No. She would demand Rhysdale tell her what was going on in her family and how he—her half-brother, her father’s illegitimate son—fit into it.

Rhysdale’s relationship to her had also been kept secret from her. Her brothers had known of him, apparently, but no one told her about him or why her mother gave the ball for him or why her parents introduced him to society as her father’s son.

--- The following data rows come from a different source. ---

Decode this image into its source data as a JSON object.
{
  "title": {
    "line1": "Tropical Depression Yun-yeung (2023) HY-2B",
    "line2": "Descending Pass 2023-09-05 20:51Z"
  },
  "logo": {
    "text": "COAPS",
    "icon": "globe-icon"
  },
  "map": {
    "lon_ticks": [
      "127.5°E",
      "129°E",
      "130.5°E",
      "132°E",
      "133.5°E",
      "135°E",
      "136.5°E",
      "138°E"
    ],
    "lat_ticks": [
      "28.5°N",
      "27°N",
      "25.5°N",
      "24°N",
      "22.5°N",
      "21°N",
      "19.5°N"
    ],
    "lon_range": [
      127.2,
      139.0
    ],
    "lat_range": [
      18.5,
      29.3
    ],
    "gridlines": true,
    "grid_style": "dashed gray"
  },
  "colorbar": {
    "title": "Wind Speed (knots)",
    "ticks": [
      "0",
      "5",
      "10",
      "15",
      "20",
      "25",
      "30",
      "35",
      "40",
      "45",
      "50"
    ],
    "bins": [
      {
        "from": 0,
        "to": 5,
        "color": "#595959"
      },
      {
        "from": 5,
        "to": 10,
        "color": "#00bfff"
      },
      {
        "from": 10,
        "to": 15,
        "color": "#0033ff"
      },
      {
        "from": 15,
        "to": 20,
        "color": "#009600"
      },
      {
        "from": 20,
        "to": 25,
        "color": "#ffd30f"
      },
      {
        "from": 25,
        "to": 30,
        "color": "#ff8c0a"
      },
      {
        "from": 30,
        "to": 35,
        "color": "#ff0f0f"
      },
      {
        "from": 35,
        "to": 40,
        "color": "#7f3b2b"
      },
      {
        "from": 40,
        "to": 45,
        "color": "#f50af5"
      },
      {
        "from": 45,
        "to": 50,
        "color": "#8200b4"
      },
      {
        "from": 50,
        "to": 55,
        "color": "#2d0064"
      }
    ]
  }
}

A member of the Westleigh family.

Her mother had given her the task of writing the invitations to the ball, so she knew precisely where Rhysdale resided. Phillipa rushed out of the drawing room, collected her hat and gloves, and was out the door in seconds, walking with a determined step towards St James’s Street.

She’d met Rhysdale the night of the ball. He was very near to Ned’s age, she’d guess. In his thirties. He looked like her brothers, too, dark-haired and dark-eyed. Like her, as well, she supposed, minus the jagged scar on her face.

To Rhysdale’s credit, he’d only given her scar a fleeting glance and afterward looked her in the eye. He’d been gentlemanly and kind. There had been nothing to object in him, except for the circumstances of his birth.

And his choice of friends.

Why did Xavier Campion have to be his friend? Xavier, the one man Phillipa wished to avoid above all others.

Phillipa forced thoughts of Xavier Campion out of her mind and concentrated on being angry at her mother instead. How dared her mother refuse to confide in her?